Question 5: Consider the following list of cancers: 1. Ovarian cancer 2. Colon cancer 3. Endometrial cancer 4. Breast cancer What is the effect of combined oral contraceptive pills on the above?
- A. Increased risk of 3 and 4 only
- B. Protection against 1, 2 and 3 (Correct Answer)
- C. Decreased risk of 1 and 2 only
- D. Increased risk of 2 and 3 only
Explanation: **Protection against 1, 2, and 3** - Combined oral contraceptive (COC) pills are known to **reduce the risk of ovarian and endometrial cancer**, effects that can persist for decades after discontinuation. This is primarily due to the suppression of ovulation and the direct effect of progestin on the endometrium. - COC use also offers some **protection against colorectal cancer**, with studies showing a modest reduction in risk, potentially related to changes in bile acid metabolism or other hormonal effects. *Increased risk of 3 and 4 only* - While COCs **decrease the risk of endometrial cancer (3)**, they are associated with a **modest, temporary increase in the risk of breast cancer (4)**, which typically returns to baseline 10 years after cessation. - This option incorrectly states an increased risk for endometrial cancer and doesn't account for the protective effects on ovarian and colon cancer. *Decreased risk of 1 and 2 only* - COCs do **decrease the risk of ovarian cancer (1) and colon cancer (2)**. - However, this option is incomplete as it overlooks the significant protective effect on **endometrial cancer (3)**. *Increased risk of 2 and 3 only* - COCs actually **decrease the risk of both colon cancer (2) and endometrial cancer (3)**. - This statement directly contradicts the established protective effects of COCs on these cancer types.
Question 6: What is the content of ethinyl estradiol in very low dose oral contraceptives ?

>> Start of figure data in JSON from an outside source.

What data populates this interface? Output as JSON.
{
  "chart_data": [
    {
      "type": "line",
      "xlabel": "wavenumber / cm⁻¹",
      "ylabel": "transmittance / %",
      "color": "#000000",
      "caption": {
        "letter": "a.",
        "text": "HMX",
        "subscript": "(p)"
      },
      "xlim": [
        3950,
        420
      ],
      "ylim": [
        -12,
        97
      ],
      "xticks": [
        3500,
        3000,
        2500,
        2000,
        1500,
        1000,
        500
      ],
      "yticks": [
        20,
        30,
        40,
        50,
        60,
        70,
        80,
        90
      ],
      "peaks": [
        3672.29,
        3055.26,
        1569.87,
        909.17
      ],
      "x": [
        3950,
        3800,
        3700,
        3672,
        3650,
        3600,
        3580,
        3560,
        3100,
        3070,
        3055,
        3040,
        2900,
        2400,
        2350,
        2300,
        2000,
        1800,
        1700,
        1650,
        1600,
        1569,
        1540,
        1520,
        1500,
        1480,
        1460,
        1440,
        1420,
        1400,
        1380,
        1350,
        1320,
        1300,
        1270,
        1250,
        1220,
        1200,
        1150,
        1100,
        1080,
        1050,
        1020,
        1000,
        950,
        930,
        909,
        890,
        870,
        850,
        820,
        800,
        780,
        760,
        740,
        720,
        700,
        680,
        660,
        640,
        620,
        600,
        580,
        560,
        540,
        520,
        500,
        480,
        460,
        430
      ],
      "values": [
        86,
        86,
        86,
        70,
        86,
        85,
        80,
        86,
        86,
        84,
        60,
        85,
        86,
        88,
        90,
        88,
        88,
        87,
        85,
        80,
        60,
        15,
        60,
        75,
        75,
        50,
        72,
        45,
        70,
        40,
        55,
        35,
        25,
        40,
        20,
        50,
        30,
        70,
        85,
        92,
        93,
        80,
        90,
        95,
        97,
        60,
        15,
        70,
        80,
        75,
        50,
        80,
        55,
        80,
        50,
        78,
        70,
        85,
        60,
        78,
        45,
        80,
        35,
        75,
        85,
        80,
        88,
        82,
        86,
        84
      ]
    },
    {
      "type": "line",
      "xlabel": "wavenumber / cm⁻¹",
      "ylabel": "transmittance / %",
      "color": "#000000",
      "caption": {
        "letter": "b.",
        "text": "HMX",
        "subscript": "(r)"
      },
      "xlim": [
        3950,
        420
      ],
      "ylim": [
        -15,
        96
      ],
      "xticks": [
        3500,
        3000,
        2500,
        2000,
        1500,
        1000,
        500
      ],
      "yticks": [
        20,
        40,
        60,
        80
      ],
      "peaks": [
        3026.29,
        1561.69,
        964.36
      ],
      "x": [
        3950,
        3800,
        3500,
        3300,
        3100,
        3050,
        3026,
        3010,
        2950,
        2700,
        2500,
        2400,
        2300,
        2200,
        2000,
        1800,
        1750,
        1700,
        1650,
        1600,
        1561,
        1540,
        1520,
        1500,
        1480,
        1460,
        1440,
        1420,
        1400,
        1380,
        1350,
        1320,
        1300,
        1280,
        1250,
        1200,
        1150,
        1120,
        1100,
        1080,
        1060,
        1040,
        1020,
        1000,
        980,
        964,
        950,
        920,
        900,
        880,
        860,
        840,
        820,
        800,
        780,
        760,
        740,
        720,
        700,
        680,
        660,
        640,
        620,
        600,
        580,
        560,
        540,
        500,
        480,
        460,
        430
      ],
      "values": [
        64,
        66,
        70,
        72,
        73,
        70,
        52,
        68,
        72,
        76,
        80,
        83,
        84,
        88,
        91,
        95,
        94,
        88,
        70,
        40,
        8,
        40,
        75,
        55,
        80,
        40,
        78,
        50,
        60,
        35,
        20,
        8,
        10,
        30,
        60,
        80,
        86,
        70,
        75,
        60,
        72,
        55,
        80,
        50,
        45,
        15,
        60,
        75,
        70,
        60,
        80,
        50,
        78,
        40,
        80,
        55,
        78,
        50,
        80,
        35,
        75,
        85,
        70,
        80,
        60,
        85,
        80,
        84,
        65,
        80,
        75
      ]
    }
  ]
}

- A. 20 µg (Correct Answer)
- B. 15 µg
- C. 25 µg
- D. 30 µg
Explanation: ***20 µg*** - Very low-dose oral contraceptives typically contain **20 µg of ethinyl estradiol**. This dosage is chosen to minimize estrogen-related side effects while maintaining contraceptive efficacy. - While it offers fewer side effects, its **contraceptive reliability** might be slightly lower than standard doses, and it could lead to more **breakthrough bleeding**. *15 µg* - Oral contraceptives with **15 µg of ethinyl estradiol** are considered ultra-low dose and are less common. - This dosage carries a higher risk of **breakthrough bleeding** and potentially reduced efficacy compared to 20 µg. *25 µg* - An oral contraceptive containing **25 µg of ethinyl estradiol** falls within the low-dose range, but it is not classified as "very low dose" given that 20 µg is the typical threshold for that designation. - While still generally well-tolerated, it contains slightly more estrogen than the very low-dose options. *30 µg* - This concentration of ethinyl estradiol is characteristic of **low-dose oral contraceptives**, but not "very low dose." - It offers good contraceptive efficacy with a relatively low incidence of estrogen-related side effects.